In her practice in a substance abuse program Levy is “constantly on the phone with the laboratory,” something she would like to see pediatricians not as well-versed in drug testing do. She gave her own experience as an example of the productive collaboration between clinicians and laboratorians when it comes to drug testing. “We started noticing that some of our patients who had serial testing were having results come back with parameters within two or three percent of each other on multiple occasions. Nearly identical creatinine, pH, specific gravity, and marijuana levels,” Levy recalled. Dialogue with the lab helped her get to the bottom of this run of similar results, ultimately “helping us take better care of these kids,” she added.

Lowry supports this type of collaboration, but stressed that labs may need to do more outreach than just making clear report comments. “Lab reports state that positives need to be confirmed with [gas chromatography-mass spectrometry]. I understand what that means, but the average pediatrician is not going to understand the importance of this,” she said. “So a conversation between the laboratorian and the physician about the limitations of the testing, what information is coming from the test, and how it can be used would be really helpful.” In Lowry’s view, such discussions happen all too rarely.

New Cutoffs, Panels?
In addition to improved dialogue with clinicians, Levy, Lowry, and Lynch all noted the need for better adolescent-specific cutoffs and panels that test for substances kids are more likely to abuse. “The guidelines that are put out there by [the Substance Abuse and Mental Health Services Administration] were made for workplace testing and it’s just not the same thing with kids, so those guidelines are not always appropriate for primary care pediatrics,” Levy explained.

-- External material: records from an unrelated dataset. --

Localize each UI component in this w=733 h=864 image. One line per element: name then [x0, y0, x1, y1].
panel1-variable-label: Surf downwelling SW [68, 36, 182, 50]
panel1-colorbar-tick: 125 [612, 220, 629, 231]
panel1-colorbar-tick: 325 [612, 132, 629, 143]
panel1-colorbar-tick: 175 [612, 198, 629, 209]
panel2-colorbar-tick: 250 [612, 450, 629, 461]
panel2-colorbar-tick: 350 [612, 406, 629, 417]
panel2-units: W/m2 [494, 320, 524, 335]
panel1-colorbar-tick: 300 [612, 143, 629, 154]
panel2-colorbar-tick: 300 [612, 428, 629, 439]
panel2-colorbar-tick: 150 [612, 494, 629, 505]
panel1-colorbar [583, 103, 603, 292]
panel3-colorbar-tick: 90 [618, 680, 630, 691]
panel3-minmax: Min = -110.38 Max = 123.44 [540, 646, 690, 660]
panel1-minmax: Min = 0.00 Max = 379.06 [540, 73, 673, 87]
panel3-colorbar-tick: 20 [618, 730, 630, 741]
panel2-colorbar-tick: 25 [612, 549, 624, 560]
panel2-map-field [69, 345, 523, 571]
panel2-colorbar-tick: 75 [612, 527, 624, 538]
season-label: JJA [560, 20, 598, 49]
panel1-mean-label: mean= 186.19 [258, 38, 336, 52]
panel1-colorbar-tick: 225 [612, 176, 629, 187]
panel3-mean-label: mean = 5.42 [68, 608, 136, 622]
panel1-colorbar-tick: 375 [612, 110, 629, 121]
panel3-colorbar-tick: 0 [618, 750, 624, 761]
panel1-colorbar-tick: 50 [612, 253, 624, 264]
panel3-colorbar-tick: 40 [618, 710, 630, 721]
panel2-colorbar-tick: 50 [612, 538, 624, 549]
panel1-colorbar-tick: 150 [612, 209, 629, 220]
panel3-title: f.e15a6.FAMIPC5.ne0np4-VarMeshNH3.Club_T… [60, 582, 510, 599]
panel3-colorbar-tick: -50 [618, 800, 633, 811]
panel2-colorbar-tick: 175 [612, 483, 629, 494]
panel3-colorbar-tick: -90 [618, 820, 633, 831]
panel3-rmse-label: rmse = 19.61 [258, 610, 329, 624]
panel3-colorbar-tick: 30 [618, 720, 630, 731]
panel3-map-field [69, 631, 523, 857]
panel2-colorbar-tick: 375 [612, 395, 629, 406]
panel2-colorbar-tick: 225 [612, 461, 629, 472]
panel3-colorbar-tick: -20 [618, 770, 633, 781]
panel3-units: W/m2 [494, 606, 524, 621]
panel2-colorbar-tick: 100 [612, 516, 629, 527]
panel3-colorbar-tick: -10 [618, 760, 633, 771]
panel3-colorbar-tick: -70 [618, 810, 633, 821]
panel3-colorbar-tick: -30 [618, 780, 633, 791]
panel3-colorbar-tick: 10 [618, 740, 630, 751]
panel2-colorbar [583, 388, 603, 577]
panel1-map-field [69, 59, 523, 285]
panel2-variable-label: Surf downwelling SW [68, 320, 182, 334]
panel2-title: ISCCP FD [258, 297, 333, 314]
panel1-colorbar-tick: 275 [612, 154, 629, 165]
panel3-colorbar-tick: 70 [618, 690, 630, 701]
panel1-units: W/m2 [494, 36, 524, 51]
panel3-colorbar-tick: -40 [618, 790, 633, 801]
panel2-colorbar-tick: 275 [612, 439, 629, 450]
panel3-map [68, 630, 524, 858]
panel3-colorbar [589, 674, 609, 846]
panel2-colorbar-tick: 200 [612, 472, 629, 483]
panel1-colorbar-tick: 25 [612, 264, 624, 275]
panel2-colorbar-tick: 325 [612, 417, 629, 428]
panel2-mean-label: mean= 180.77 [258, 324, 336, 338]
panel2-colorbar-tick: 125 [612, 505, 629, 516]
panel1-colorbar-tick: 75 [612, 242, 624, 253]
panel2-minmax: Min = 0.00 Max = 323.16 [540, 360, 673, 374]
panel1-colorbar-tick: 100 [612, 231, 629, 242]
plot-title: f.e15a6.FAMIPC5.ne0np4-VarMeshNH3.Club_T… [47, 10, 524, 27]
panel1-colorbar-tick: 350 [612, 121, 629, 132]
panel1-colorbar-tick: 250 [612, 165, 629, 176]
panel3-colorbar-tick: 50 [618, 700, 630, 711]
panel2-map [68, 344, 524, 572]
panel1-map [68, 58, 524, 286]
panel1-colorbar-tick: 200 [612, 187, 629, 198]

Lynch also encouraged labs to take a look at their testing procedures and panels. “Many laboratories use a model that was developed years ago and haven’t really changed anything over the years. Beyond the cutoffs not being useful, the actual panel itself might not be useful.” She cited the fact that many panels still test for PCP, which was commonly used in the past, but, at least in the case of San Francisco General Hospital, is now “rarely seen.”

Lowry agreed with the need to review testing panels, but cautioned that drug abuse patterns tend to be regional, so labs would need to take into consideration their own populations when doing so. Kansas City, she added, still sees “a bit of PCP” and has high methamphetamine use, which is less popular on the East Coast. In her view, not including barbiturates in testing panels would be a better choice.

With all the nuances of drug testing in children and adolescents, perhaps the guideline’s best advice is summed up thusly: “The practitioner should not hesitate to ask for assistance in ordering the correct test or interpreting results.”